Ketua Lembaga Penelitian dan Pengabdian Masyarakat (LPPM) Universitas Bojonegoro (Unigoro), Dr. Laily Agustina Rahmawati, S.Si., M.Sc., mengungkapkan kawasan tambang minyak tradisional Wonocolo, di Kecamatan Kedewan, Kabupaten Bojonegoro, Jawa Timur pada mulanya berada di dasar laut.

"Temuan-temuan menguatkan teori bahwa dahulu kala kawasan Wonocolo adalah dasar laut. Akibat pengaruh pergeseran lempeng, lalu terangkat ke permukaan," kata Laily.

Disampaikan Laily, Rabu, selama lima tahun meneliti kawasan tambang minyak tradisional Wonocolo, ia bersama tim menemukan fakta unik yang belum banyak diungkap. Diantaranya adalah sungai Wonocolo yang memiliki kadar salinitas atau kandungan garam tinggi, padahal lokasinya jauh dari laut.

Di dasar sungai Wonocolo juga ditemukan fosil Makrozoobentos jenis laut atau organisme yang hidup di dasar perairan, salah satunya Azioxantella yang biasanya hidup di kedalaman 2.000 meter di bawah permukaan air laut. Serta adanya penemuan 402 spesimen fosil Foraminifera yang teridentifikasi dalam enam ordo dan 15 spesies.

"Temuan ini berdasarkan hasil riset disertasi berjudul Strategi Pengelolaan Lingkungan Tambang Minyak Tradisional di Kawasan Geosite Wonocolo Geopark Bojonegoro," terang dosen perempuan yang baru saja dikukuhkan sebagai doktor ilmu lingkungan Universitas Diponegoro.

Tambang minyak tradisional Wonocolo, lanjut Laily, memiliki keunikan tersendiri. Secara geologis, minyak di kawasan itu dapat ditemukan di lokasi yang dangkal dimana secara historis aktivitas penambangan telah dilakukan sejak zaman penjajahan Belanda atau hampir selama 127 tahun.

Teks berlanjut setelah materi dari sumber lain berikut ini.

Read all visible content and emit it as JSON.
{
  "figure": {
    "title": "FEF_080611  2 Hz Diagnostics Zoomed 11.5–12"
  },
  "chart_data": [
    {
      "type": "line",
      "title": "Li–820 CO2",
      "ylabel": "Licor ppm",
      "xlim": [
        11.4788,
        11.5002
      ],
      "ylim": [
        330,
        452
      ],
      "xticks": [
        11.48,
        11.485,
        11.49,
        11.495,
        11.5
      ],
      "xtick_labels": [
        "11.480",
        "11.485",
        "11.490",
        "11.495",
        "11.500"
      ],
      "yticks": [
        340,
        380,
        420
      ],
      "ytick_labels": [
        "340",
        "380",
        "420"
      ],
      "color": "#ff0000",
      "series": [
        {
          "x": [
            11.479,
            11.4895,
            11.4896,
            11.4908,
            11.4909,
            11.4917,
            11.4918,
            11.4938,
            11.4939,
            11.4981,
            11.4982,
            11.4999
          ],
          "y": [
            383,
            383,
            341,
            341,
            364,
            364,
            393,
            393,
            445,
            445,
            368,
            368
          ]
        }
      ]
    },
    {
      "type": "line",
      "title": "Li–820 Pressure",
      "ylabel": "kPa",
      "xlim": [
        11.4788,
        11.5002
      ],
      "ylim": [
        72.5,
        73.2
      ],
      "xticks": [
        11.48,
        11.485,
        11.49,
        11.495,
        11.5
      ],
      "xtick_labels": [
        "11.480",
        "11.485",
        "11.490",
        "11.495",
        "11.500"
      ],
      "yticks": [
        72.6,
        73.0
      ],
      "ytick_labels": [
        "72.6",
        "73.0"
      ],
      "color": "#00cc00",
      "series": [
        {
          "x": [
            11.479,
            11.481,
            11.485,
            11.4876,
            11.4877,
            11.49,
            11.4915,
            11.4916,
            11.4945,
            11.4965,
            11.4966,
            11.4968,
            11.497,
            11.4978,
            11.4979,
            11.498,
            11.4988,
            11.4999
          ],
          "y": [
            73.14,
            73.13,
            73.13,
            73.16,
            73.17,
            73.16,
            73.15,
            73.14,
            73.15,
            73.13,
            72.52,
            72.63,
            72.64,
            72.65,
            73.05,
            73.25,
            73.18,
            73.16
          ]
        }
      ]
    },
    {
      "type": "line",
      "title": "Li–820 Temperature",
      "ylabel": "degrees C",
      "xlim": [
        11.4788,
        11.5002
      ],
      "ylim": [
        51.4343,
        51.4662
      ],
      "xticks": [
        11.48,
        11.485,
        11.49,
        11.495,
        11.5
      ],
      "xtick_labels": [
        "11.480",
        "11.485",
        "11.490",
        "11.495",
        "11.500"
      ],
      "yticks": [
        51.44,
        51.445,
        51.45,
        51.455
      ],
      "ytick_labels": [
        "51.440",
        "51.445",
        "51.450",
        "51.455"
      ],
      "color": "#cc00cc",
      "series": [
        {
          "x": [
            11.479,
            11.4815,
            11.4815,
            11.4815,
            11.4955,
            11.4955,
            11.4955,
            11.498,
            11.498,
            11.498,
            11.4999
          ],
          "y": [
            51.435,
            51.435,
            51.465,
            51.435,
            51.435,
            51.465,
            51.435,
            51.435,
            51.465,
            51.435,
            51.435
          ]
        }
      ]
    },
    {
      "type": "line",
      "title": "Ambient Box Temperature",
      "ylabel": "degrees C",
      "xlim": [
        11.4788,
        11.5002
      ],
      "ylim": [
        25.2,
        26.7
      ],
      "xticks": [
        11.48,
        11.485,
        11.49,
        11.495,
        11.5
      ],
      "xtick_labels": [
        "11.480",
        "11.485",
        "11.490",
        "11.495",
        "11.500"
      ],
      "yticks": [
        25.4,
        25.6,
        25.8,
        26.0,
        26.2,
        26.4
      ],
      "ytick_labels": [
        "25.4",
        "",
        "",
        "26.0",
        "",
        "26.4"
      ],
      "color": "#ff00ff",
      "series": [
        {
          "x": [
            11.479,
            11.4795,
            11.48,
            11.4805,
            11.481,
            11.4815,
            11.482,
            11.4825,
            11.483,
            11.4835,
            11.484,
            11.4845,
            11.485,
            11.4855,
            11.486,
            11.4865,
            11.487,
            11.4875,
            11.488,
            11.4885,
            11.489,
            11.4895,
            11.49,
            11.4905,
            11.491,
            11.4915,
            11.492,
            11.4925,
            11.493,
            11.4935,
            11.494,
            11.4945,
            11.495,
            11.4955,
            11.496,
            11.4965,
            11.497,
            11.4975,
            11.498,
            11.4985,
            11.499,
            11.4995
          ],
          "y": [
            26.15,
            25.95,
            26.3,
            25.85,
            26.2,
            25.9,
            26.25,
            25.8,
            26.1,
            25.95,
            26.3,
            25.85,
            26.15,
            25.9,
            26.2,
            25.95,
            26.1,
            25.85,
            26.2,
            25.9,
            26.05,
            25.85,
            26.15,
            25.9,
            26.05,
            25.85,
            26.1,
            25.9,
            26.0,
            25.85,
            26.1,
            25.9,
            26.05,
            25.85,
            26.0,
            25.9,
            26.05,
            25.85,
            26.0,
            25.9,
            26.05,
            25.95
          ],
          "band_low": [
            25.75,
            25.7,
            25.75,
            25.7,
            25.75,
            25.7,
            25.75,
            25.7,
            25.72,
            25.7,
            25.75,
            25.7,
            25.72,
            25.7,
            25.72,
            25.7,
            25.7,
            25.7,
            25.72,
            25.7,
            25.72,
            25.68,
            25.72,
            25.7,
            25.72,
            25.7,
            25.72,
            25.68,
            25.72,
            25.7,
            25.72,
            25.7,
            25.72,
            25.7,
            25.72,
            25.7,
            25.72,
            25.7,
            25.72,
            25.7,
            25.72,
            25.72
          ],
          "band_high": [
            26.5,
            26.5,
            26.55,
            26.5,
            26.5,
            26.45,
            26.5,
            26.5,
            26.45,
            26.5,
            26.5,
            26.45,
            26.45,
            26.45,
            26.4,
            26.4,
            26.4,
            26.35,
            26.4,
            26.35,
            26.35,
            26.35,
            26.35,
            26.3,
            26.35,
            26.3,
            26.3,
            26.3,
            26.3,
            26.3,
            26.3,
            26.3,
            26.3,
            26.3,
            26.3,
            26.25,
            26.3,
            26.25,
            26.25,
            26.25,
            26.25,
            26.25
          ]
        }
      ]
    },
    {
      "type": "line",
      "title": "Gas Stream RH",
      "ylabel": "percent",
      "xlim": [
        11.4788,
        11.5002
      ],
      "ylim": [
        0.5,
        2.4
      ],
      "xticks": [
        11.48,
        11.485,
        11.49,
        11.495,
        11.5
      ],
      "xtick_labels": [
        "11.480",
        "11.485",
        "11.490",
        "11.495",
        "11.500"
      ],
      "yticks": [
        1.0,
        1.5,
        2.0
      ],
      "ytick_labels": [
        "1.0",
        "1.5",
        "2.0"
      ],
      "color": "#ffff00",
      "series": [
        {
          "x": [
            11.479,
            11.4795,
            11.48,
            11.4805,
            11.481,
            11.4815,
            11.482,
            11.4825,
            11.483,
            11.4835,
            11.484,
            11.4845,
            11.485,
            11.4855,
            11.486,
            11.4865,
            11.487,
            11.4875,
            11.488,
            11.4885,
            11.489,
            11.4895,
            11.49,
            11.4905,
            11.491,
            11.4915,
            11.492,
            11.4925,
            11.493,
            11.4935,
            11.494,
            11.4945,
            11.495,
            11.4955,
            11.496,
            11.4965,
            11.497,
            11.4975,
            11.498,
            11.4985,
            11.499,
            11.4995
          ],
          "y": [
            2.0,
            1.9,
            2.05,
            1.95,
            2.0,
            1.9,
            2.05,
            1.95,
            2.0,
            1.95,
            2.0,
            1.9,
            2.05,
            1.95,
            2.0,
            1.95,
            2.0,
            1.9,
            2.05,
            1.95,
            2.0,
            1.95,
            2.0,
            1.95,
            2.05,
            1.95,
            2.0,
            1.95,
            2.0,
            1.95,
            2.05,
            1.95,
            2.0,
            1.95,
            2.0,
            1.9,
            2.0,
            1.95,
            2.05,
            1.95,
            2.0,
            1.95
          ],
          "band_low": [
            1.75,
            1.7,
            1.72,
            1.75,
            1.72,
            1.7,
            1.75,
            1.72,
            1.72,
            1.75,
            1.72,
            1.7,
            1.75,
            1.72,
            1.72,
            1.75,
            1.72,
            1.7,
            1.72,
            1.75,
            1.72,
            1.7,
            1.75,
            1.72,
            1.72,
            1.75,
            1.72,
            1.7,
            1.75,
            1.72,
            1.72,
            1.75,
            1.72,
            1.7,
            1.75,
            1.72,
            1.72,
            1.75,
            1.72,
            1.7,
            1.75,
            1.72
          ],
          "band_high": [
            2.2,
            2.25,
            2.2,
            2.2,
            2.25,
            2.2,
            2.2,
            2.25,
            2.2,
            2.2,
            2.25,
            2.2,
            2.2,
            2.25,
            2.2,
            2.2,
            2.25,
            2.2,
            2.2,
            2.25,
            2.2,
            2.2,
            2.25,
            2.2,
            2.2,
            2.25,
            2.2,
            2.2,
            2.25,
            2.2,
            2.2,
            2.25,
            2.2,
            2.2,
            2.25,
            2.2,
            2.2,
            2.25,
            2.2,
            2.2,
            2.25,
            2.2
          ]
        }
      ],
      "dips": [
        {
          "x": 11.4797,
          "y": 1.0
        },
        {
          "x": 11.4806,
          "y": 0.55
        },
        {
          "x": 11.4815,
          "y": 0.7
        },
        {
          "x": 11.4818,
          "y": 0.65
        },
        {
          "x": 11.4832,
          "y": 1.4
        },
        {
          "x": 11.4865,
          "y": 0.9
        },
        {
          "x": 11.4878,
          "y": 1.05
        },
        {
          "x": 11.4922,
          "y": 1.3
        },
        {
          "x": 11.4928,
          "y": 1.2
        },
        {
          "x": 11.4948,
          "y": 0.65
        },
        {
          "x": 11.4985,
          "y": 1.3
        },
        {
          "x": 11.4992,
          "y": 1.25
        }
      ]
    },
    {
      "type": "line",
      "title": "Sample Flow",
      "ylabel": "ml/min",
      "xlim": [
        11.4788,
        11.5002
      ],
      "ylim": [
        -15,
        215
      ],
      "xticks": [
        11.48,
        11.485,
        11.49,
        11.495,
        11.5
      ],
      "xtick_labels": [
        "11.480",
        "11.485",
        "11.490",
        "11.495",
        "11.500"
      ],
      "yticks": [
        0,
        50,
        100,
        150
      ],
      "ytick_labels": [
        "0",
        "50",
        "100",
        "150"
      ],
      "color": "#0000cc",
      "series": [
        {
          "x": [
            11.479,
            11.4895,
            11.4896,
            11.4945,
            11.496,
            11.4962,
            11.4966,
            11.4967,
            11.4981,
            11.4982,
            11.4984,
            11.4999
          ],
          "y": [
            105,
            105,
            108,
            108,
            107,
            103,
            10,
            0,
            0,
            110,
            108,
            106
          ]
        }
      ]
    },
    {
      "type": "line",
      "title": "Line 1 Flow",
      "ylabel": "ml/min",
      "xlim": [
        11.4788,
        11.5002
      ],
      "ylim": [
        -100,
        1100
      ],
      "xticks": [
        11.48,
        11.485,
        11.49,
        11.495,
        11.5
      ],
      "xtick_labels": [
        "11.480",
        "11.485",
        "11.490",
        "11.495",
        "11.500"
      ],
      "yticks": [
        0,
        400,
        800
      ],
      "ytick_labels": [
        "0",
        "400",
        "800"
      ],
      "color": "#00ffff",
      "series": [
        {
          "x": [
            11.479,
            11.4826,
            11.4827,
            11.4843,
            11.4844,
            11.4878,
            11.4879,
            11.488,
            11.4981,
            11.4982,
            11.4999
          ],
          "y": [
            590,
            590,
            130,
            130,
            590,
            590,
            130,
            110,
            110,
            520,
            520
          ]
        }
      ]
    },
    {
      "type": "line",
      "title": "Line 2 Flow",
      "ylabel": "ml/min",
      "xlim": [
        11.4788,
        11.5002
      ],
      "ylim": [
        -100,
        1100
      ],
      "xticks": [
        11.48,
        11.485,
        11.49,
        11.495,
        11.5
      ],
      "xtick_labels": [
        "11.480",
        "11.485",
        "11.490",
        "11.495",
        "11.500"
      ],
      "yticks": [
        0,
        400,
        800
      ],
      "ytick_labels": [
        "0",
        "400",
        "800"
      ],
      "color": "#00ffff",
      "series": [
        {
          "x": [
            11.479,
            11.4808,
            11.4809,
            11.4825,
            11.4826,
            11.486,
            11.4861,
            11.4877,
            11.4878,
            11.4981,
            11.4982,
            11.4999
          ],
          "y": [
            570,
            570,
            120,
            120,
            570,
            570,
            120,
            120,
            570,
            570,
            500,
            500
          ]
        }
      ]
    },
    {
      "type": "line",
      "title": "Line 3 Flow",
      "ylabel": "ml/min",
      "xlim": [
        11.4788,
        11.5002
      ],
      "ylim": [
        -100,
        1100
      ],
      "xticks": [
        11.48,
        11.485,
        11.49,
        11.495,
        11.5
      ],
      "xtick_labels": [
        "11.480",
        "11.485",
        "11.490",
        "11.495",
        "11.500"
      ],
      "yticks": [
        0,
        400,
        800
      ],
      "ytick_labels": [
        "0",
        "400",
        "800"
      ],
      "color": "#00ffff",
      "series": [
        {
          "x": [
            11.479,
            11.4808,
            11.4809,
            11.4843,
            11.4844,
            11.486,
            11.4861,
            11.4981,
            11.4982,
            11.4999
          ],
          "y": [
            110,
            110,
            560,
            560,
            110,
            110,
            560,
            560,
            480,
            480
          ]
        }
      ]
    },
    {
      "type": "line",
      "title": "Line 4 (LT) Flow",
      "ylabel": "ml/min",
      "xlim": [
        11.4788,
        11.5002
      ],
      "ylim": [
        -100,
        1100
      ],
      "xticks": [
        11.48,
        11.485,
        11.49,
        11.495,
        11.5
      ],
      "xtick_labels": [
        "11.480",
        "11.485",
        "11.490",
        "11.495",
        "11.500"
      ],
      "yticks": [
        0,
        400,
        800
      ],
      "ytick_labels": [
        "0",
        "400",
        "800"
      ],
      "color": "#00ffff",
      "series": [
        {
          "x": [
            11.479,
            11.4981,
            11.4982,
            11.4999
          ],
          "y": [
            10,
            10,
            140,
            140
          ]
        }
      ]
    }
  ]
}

Sedangkan secara kultural, penambangan minyak masih menggunakan cara tradisional dan mengikuti tradisi turun temurun. Sayangnya, keunikan tersebut sangat kontradiktif dengan kondisi nyata di lapangan.

"Penambangan minyak tradisional dijadikan daya tarik pariwisata, padahal itu justru merupakan ancaman bagi lingkungan di kawasan Wonocolo. Puncaknya tahun 2019, Geosite Wonocolo gagal dinobatkan UNESCO sebagai Global Geopark dengan alasan buruknya pengelolaan lingkungan di lokasi tersebut," jelasnya.

Laily menambahkan, Pemkab Bojonegoro dapat merespon temuan ini sebagai tambahan daya tarik bagi pengembangan Geosite Wonocolo. Ia merekomendasikan untuk merekonstruksi desa wisata tambang minyak tradisional, salah satunya sebagai wisata riset dan edukasi.

Selain itu juga peningkatan kualitas SDM yang terlibat aktivitas tambang di Wonocolo juga diperlukan, agar proses ekstraksi minyak tidak merusak lingkungan maupun warisan budaya yang berharga

“Bisa diawali dengan pendirian pusat pembelajaran fosil Foraminifera di Museum Geopark Wonocolo Bojonegoro. Selain itu, juga tetap dilakukan perbaikan kualitas lingkungan yang dapat mengadopsi 18 strategi hasil penelitian saya,” imbuh akademisi asal Desa Drajat, Kecamatan Baureno itu.